Channel Life paid R2 384.21 in respect of the claim on 12 May 2016. It paid the balance of the claim amounting to R21 789.14 on 3 June 2016. The insurance company advised that no interest would be paid on the claim amounts as the assessment of the claim had been delayed by the outstanding claim requirements being submitted late by the executor of the estate.
A complaint was lodged by the widow of the deceased. Following intervention by the Office of the Ombudsman, Channel Life agreed to pay interest calculated from 18 June 2014.
Channel Life was requested by the Office of the Ombudsman to consider paying a compensatory award. Channel Life offered R1 500 which was declined by the complainant.
The matter was discussed at an adjudicator's meeting and the Office of the Ombudsman made a provisional determination on the basis that Channel Life was in possession of the required claim documentation as early as 17 June 2014 and that the continued requests for documentation after that date delayed the payment of the claim and caused the complainant material inconvenience and distress.
The meeting also held that following the payment of the initial amount of R2 384.21, the complainant was again inconvenienced when it was established that a further claim payment was due, but had not been paid.
The meeting agreed that a compensatory payment of R7500 for the material inconvenience and distress caused, be awarded.
Channel Life disputed the provisional determination and submitted that on 17 June 2014, the insurance company was under the impression that there were still outstanding documents. It said the reason for the continued requests was the failure by the executor of the estate to respond to their requests.
Channel Life accepted that they delayed the full payment but submitted that "this was due to values confirmation".
It added that the quantum of R7 500 as compensatory award was out of line with precedents and was not fairly balanced. Channel Life said whilst it had not acted expeditiously in the matter, at the same time, it had not been at fault.
Channel Life offered compensation of R2 500 which was rejected by the complainant.

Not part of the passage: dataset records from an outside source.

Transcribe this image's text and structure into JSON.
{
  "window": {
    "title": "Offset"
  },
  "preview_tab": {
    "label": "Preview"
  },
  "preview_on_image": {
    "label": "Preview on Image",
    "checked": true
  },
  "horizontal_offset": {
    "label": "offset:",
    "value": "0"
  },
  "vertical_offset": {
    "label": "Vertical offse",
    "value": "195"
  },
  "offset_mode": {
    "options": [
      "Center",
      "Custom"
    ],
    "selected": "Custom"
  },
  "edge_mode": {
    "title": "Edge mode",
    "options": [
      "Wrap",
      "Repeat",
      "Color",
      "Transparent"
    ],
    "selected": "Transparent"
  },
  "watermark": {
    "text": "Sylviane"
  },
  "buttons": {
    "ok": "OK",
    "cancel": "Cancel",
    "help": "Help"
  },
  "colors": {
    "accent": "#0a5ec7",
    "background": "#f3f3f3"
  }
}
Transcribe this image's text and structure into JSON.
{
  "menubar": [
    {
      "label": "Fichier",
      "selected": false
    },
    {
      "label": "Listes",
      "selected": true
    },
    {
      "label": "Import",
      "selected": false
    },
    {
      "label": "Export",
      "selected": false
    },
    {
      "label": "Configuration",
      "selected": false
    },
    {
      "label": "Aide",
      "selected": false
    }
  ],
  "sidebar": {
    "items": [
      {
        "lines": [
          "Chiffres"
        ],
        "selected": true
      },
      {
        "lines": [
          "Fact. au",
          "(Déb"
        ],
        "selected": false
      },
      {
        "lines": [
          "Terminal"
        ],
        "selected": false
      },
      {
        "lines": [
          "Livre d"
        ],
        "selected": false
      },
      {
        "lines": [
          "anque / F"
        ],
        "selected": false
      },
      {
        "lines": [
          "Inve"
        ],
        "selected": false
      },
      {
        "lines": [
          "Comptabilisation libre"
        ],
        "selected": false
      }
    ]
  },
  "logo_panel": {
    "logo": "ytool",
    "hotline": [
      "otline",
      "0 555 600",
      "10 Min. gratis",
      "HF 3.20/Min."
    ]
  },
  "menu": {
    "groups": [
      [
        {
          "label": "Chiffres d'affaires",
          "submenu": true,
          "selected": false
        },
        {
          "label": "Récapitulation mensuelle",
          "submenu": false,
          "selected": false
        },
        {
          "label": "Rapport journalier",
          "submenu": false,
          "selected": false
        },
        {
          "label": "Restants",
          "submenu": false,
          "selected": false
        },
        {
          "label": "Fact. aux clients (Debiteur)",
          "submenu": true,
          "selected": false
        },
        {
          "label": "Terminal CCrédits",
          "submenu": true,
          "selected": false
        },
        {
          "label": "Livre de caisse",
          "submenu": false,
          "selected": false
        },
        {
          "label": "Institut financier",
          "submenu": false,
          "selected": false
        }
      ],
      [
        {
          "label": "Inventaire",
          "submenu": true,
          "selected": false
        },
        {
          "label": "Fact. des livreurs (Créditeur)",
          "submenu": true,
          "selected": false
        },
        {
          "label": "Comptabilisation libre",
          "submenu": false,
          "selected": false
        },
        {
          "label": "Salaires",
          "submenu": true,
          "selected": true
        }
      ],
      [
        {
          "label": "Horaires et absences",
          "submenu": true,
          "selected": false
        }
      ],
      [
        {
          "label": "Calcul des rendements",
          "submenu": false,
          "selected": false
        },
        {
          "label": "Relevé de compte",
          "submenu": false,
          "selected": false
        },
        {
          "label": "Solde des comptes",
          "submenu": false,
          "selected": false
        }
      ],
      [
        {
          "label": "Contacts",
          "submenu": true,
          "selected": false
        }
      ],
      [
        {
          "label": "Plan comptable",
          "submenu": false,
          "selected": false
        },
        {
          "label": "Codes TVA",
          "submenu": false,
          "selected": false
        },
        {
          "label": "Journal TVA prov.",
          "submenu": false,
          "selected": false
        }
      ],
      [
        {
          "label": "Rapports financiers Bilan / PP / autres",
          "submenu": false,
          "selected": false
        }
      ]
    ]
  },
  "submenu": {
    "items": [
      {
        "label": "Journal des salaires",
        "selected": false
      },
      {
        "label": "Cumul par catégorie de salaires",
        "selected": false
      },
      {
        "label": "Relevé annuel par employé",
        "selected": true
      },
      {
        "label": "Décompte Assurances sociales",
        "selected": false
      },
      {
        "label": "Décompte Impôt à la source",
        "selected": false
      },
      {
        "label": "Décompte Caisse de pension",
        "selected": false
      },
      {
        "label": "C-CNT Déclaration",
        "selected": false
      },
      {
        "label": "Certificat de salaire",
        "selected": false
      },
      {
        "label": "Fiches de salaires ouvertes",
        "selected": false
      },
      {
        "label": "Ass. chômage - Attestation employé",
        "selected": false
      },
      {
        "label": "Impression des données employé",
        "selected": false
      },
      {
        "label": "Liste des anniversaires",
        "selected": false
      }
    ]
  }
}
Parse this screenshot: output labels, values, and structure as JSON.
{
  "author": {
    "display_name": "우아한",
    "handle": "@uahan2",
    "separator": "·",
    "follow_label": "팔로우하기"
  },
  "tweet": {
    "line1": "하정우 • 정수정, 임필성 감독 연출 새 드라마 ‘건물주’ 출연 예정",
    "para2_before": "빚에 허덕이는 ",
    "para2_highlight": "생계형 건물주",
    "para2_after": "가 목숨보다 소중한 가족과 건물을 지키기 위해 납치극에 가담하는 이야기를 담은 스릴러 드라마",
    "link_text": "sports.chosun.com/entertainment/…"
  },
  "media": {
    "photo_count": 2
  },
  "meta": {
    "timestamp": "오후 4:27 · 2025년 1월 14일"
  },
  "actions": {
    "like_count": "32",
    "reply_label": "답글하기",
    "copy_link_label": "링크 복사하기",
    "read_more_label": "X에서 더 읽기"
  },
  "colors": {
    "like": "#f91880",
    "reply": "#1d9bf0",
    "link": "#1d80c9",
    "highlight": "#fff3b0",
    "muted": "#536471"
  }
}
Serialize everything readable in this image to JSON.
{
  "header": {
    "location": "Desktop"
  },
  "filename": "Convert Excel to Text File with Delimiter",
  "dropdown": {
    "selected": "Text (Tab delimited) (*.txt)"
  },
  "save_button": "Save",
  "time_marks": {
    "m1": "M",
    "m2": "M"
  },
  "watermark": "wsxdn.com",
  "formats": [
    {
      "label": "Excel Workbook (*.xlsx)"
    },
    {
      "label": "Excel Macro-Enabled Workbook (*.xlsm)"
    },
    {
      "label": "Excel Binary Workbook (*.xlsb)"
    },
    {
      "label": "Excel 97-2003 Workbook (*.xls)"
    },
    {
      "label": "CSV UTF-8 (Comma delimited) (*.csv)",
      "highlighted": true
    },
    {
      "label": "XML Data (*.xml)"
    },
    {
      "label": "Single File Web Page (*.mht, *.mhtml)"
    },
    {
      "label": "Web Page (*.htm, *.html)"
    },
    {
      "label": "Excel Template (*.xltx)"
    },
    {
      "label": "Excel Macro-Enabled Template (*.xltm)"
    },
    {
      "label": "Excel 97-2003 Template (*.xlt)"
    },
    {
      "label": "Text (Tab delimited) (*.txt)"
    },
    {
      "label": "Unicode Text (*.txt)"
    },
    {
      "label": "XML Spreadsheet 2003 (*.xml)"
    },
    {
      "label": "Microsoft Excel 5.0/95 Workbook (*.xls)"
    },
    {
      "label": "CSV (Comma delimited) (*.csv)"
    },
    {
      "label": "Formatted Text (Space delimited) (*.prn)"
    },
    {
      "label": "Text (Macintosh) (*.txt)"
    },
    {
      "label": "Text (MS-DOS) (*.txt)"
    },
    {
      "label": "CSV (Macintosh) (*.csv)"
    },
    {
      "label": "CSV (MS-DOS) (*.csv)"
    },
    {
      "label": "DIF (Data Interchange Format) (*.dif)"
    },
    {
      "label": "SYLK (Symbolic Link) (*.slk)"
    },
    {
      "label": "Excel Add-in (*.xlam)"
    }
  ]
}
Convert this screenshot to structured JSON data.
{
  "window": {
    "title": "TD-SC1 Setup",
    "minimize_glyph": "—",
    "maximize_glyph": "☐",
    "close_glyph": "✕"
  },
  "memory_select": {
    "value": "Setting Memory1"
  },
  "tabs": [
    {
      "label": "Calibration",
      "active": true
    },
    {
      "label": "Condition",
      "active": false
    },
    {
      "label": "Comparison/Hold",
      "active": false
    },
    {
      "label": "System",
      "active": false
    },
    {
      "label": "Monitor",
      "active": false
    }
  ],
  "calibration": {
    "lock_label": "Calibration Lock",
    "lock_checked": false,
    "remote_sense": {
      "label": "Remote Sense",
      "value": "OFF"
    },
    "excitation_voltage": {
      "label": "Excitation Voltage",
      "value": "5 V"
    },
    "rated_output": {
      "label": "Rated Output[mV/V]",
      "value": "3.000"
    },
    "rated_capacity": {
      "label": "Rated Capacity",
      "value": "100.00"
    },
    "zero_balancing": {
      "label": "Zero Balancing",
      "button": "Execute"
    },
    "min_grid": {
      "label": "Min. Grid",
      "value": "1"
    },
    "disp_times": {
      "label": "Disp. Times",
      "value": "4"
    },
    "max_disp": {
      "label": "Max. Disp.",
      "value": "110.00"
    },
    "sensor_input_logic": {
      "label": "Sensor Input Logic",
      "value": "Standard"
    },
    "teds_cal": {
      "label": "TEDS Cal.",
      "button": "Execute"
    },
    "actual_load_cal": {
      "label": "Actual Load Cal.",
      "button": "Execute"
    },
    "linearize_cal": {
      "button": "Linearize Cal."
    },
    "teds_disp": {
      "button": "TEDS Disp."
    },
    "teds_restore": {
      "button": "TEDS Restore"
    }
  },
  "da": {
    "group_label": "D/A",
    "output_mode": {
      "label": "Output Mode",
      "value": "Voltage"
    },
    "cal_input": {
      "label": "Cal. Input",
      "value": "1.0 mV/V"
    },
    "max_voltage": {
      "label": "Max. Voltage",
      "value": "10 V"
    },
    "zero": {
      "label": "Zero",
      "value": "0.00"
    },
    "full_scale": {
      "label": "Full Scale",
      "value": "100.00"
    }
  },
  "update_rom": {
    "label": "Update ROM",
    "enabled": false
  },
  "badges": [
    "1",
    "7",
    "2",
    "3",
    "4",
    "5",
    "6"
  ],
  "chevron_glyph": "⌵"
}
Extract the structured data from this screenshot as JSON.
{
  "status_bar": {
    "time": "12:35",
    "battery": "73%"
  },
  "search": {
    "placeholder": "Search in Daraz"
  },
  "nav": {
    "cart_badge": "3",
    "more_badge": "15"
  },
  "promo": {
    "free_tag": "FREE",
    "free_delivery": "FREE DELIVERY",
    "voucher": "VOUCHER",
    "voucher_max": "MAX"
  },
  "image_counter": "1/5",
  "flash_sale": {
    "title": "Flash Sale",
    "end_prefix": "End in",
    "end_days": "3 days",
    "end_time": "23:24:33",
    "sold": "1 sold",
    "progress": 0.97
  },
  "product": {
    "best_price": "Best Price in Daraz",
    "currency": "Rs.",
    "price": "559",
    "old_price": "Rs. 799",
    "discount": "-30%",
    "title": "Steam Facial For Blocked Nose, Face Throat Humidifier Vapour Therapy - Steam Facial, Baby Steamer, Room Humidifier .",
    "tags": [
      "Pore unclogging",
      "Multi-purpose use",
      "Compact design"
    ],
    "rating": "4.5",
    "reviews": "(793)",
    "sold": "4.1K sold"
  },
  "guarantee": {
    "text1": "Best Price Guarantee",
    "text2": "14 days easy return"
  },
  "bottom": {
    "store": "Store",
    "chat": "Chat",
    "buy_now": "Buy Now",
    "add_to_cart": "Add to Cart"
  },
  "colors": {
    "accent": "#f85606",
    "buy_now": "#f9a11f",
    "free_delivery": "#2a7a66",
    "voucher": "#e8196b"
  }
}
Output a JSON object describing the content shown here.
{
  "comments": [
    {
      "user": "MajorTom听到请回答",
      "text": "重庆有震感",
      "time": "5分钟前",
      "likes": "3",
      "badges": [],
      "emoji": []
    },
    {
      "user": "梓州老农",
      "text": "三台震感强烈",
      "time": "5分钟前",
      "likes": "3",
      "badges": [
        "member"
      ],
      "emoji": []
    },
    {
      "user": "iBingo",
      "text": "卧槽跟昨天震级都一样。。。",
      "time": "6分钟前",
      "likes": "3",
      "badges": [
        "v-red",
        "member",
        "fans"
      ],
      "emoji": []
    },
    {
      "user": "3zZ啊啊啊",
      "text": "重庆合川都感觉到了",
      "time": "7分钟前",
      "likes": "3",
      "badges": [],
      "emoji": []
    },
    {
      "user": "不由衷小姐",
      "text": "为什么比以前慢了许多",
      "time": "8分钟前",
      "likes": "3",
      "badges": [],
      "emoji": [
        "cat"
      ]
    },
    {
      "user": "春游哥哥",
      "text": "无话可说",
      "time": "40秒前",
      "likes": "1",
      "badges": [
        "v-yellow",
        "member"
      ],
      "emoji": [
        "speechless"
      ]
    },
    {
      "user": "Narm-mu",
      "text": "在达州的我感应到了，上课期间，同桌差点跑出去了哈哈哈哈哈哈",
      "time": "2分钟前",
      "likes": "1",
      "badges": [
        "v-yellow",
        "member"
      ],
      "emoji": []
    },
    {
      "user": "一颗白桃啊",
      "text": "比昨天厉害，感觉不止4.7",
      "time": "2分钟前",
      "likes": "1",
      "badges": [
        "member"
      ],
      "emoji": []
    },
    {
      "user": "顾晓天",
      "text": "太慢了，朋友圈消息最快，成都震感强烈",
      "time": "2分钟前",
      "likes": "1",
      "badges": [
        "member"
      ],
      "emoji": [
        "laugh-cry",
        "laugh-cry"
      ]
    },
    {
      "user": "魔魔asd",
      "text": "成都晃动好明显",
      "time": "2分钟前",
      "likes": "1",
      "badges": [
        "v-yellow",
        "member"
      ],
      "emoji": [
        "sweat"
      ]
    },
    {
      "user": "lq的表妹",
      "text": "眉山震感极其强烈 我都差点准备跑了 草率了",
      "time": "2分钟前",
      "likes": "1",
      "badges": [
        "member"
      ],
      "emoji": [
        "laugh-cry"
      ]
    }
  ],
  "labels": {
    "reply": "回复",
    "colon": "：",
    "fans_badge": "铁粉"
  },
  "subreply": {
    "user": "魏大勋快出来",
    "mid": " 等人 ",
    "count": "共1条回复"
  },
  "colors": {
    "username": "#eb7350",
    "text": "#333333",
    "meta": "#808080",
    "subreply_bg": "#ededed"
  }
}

The matter was again discussed at an adjudicator’s meeting on 20 January 2017 which upheld the provisional determination for the following reasons:
• the information on file confirmed that Channel Life was in receipt of all the claim requirements on 18 June 2014;
• Channel Life's repeated requests, over a long period of time, for documentation already in its possession, delayed the claim unnecessarily;
• the unnecessary delay exacerbated the already stressful situation that the complainant found herself in, following the death of her spouse;
• Channel Life's approach to the administration of the claim was lackadaisical;
• the complainant had suffered material inconvenience and distress as a result of Channel Life's maladministration of the claim;
• the Office of the Ombudsman had seldom seen such a poor level of service;
• an award of compensation is not a penalty or form of punishment; and
• no determination by the Ombudsman for Long-term Insurance sets a precedent.
Channel Life was instructed by the Ombudsman to pay compensation of R7 500. The insurer complied.